A Monster In Paris FILM REVIEW

Born flea

A trip to the cinema in A Monster In Paris.

They soon regretted buying tickets for The Human Centipede 2.



Release Date: 27 January 2012
U | 90 minutes
Distributor: Entertainment One
Director: Bibo Bergeron
Cast: Vanessa Paradis, Sean Lennon, Adam Goldberg, Jay Harrington, Danny Huston

We don’t give away plot points lightly, but this time we think we owe it to our readers. The “Monster” of the title isn’t really a monster; it’s a giant-sized, gentle flea which bounces around Paris, and then learns to sing. Wearing a Phantom mask. In a nightclub. With the voice of Sean Lennon. Well, anything goes in animation…

A Monster In Paris is solidly staged and charmingly quirky, but be prepared for a few longueurs, mainly before the flea takes off.
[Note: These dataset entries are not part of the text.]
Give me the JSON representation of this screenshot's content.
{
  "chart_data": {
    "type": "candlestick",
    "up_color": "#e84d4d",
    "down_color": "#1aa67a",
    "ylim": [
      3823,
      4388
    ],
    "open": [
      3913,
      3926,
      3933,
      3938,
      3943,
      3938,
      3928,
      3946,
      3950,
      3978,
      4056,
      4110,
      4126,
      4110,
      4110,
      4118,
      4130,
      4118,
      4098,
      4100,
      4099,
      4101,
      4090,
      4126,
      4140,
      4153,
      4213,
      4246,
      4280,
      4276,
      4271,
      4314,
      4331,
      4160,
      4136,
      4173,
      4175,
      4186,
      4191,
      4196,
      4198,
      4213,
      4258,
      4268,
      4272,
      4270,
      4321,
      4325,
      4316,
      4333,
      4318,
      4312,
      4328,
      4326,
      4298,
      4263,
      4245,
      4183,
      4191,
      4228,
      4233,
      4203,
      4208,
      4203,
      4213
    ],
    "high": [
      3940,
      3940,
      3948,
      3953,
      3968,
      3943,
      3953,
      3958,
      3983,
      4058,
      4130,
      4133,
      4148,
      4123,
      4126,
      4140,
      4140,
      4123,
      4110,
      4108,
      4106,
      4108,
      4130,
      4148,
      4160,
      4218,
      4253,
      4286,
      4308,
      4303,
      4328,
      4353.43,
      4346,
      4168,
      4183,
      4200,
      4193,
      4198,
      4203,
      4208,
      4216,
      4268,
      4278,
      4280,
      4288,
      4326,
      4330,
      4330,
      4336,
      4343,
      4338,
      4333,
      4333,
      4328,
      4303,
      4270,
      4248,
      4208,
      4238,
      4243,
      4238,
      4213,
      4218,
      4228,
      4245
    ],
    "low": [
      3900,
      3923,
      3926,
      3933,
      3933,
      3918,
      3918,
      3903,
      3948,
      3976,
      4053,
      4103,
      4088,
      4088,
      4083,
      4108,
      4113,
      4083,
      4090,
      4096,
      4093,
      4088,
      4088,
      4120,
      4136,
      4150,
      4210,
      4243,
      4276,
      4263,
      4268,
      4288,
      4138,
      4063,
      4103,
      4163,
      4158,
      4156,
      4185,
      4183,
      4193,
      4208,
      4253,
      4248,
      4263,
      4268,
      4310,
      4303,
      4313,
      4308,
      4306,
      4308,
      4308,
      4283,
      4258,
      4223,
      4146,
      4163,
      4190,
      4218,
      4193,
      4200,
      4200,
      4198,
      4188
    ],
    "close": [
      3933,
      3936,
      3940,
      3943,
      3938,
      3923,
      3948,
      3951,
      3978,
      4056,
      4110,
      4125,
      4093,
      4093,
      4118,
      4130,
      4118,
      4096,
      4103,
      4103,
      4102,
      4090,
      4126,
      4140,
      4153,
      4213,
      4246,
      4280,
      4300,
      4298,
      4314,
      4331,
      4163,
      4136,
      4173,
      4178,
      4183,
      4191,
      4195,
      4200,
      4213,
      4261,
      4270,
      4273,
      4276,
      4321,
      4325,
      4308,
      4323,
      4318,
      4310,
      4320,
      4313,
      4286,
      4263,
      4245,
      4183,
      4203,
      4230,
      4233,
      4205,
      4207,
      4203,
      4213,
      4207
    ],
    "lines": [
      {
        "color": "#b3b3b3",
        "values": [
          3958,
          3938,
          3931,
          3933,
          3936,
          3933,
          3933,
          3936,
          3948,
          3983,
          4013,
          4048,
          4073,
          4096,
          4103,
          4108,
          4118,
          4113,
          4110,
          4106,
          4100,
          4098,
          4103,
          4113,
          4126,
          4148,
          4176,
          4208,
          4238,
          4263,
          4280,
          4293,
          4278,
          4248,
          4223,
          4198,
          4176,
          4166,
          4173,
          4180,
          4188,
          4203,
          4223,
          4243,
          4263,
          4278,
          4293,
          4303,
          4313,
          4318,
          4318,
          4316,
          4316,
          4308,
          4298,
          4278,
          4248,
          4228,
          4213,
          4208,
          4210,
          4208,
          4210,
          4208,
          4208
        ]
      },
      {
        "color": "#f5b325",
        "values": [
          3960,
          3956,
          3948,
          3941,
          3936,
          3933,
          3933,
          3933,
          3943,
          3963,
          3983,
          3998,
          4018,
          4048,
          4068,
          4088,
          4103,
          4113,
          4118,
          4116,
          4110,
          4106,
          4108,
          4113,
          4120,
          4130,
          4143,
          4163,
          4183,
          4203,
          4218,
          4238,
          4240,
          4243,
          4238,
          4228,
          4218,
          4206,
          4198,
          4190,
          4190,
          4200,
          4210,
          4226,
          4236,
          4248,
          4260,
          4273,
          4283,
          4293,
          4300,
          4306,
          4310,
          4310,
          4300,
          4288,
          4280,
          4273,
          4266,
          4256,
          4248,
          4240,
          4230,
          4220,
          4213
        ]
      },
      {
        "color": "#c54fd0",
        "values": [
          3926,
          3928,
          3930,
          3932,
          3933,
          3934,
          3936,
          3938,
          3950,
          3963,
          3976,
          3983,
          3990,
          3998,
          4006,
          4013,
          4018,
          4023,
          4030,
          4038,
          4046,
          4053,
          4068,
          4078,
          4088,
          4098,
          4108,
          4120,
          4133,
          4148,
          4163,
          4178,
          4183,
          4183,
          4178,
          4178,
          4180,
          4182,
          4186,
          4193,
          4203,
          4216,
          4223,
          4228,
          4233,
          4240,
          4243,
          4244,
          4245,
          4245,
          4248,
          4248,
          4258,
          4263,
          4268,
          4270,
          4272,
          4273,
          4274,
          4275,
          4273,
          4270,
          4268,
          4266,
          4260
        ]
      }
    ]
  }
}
The film is aimed at children, but will appeal to fans of cartoon design too. The quaint period Paris, with its pearly mists, its rattletrap vehicles and its civilians in funny shapes and sizes, is delightful. So is the pairing of the flea and the nightclub singer who finds him; she has the sultry tones of French star Vanessa Paradis. It’s a shame that Monster’s release has coincided with Paradis receiving some rather catty attention from the world’s press (two words: Johnny Depp), but at least it may help to get the film noticed.

The film’s other double-act is less appealing: a couple of irritatingly fast-talking buddies who trigger the flea’s transformation. Also, the denouement is rather laboured and obvious, and could have done with some of the vinegar sharpness of Gallic animator Sylvain Chomet (Belleville Rendez-Vous). But as we wait for 2012’s more scary-looking stopmotion films – the zombie pic ParaNorman and Tim Burton’s FrankenweenieA Monster In Paris makes for a pleasant hors d’oeuvre.